Eastlogue Indigo Pineapple ($255): Like Chinese food in tiki bars, pineapples were put on everything associated with vacation life in the mid-20th century. Highball glasses, tropical themed decor, and most notably, causal shirts. Eastlogue has one this season that looks a bit more contemporary. Sometimes dark shirts can be hard to pair with outerwear, depending on what else you’re wearing. The indigo-dyed blue here, on the other hand, comes in a nice, versatile, mid-shade.

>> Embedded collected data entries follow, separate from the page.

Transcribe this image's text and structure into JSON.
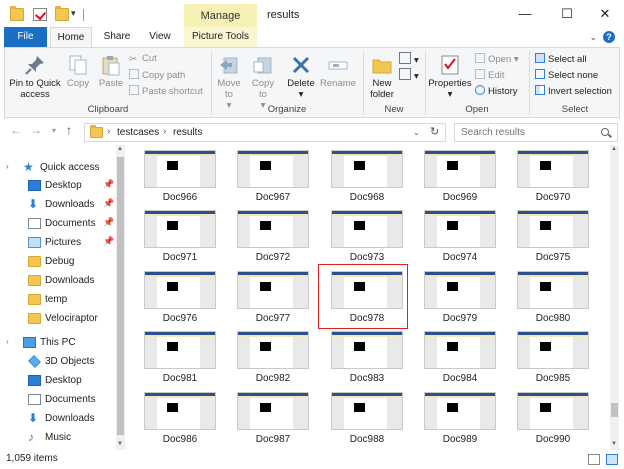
{
  "window": {
    "title": "results",
    "context_tab": "Manage",
    "minimize": "—",
    "maximize": "☐",
    "close": "✕"
  },
  "tabs": [
    "File",
    "Home",
    "Share",
    "View",
    "Picture Tools"
  ],
  "ribbon": {
    "clipboard": {
      "label": "Clipboard",
      "pin": "Pin to Quick access",
      "copy": "Copy",
      "paste": "Paste",
      "cut": "Cut",
      "copy_path": "Copy path",
      "paste_shortcut": "Paste shortcut"
    },
    "organize": {
      "label": "Organize",
      "move_to": "Move to",
      "copy_to": "Copy to",
      "delete": "Delete",
      "rename": "Rename"
    },
    "new": {
      "label": "New",
      "new_folder": "New folder"
    },
    "open": {
      "label": "Open",
      "properties": "Properties",
      "open": "Open",
      "edit": "Edit",
      "history": "History"
    },
    "select": {
      "label": "Select",
      "select_all": "Select all",
      "select_none": "Select none",
      "invert": "Invert selection"
    }
  },
  "address": {
    "crumbs": [
      "testcases",
      "results"
    ],
    "search_placeholder": "Search results"
  },
  "nav": {
    "quick_access": "Quick access",
    "pinned": [
      "Desktop",
      "Downloads",
      "Documents",
      "Pictures"
    ],
    "folders": [
      "Debug",
      "Downloads",
      "temp",
      "Velociraptor"
    ],
    "this_pc": "This PC",
    "pc_items": [
      "3D Objects",
      "Desktop",
      "Documents",
      "Downloads",
      "Music"
    ]
  },
  "files": [
    "Doc966",
    "Doc967",
    "Doc968",
    "Doc969",
    "Doc970",
    "Doc971",
    "Doc972",
    "Doc973",
    "Doc974",
    "Doc975",
    "Doc976",
    "Doc977",
    "Doc978",
    "Doc979",
    "Doc980",
    "Doc981",
    "Doc982",
    "Doc983",
    "Doc984",
    "Doc985",
    "Doc986",
    "Doc987",
    "Doc988",
    "Doc989",
    "Doc990"
  ],
  "selected_file": "Doc978",
  "status": {
    "count": "1,059 items"
  },
  "colors": {
    "accent": "#1a6fc4",
    "context_tab": "#f8f1b5",
    "selection_outline": "#e0201c"
  }
}
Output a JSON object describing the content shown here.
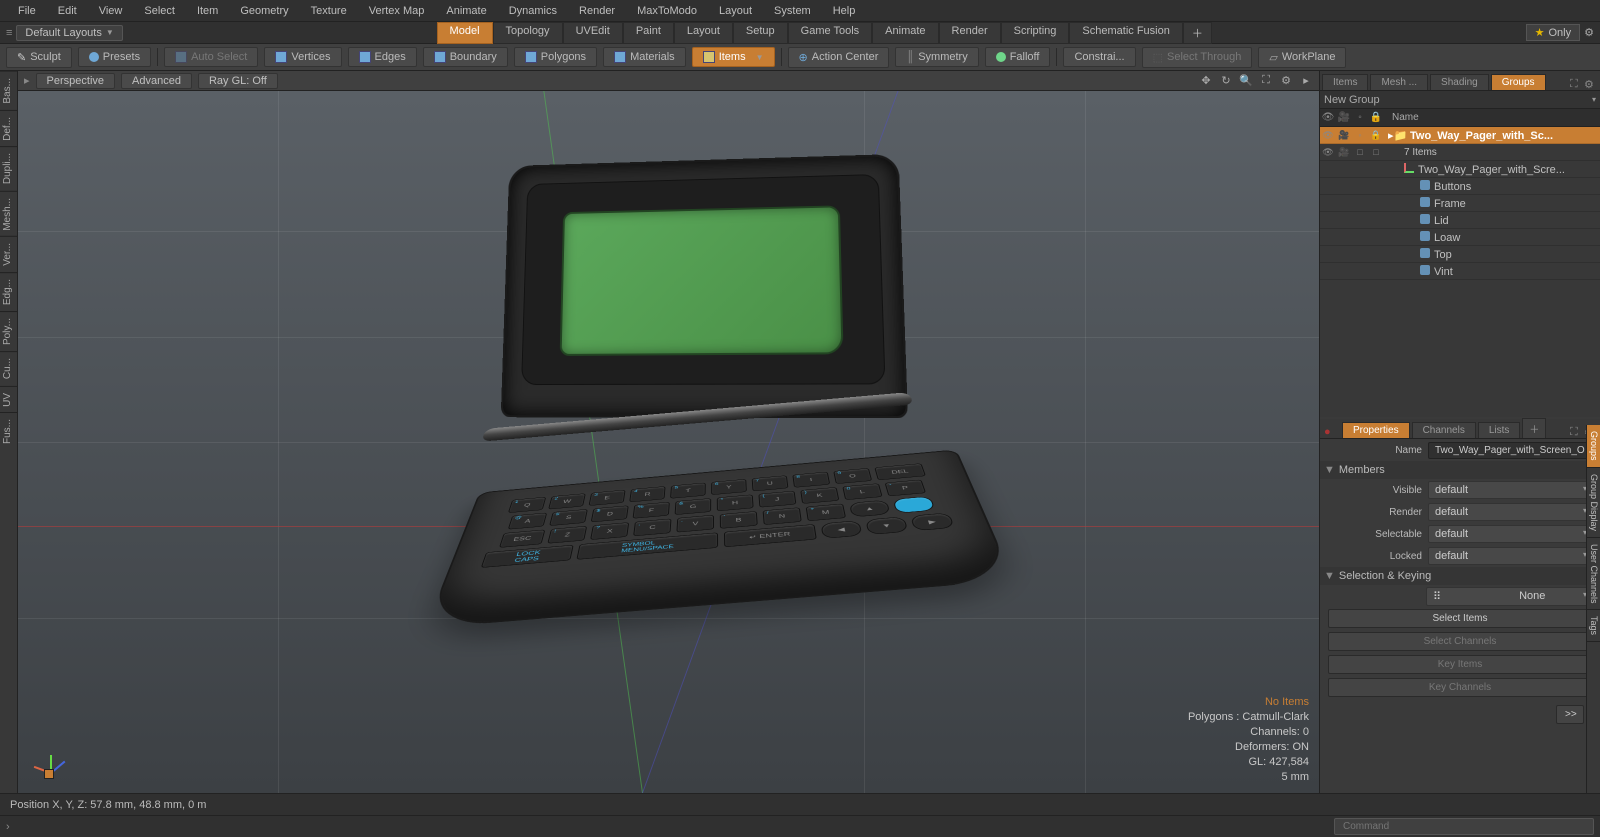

The Idle Man Palm Leaf ($32): The Idle Man was started by a former buyer at ASOS, a popular fast fashion brand. I haven’t handled their products, but I imagine you can expect the quality to be on par with ASOS (or, in the US, Zara). This Palm Leaf print shirt looks pretty good and is available for just $32. They have other designs as well.
J. Crew Jungle Print ($59): A perfect example of why J. Crew is special. Reasonably well made, nicely designed, and not too expensive. At $60, this is about what you might want to pay for a “fun shirt.” The jungle print would look great with either chinos or shorts. A bit like something an American tourist would wear, but in a good, tailored fit that bends closer to sharp than sloppy.
Honorable Mention, Two Palms ($45): We’ve talked about them before. Two Palms is a Hawaiian company that makes reasonably affordable Aloha shirts. The fit is a bit loose and the shirts are roughly finished inside, but I think they look good in the right context. See some of the photos at Independence. I find the simpler two-tone prints here easier to wear, partly because there’s always a risk of looking like an ‘80s movie nerd or party animal in these things.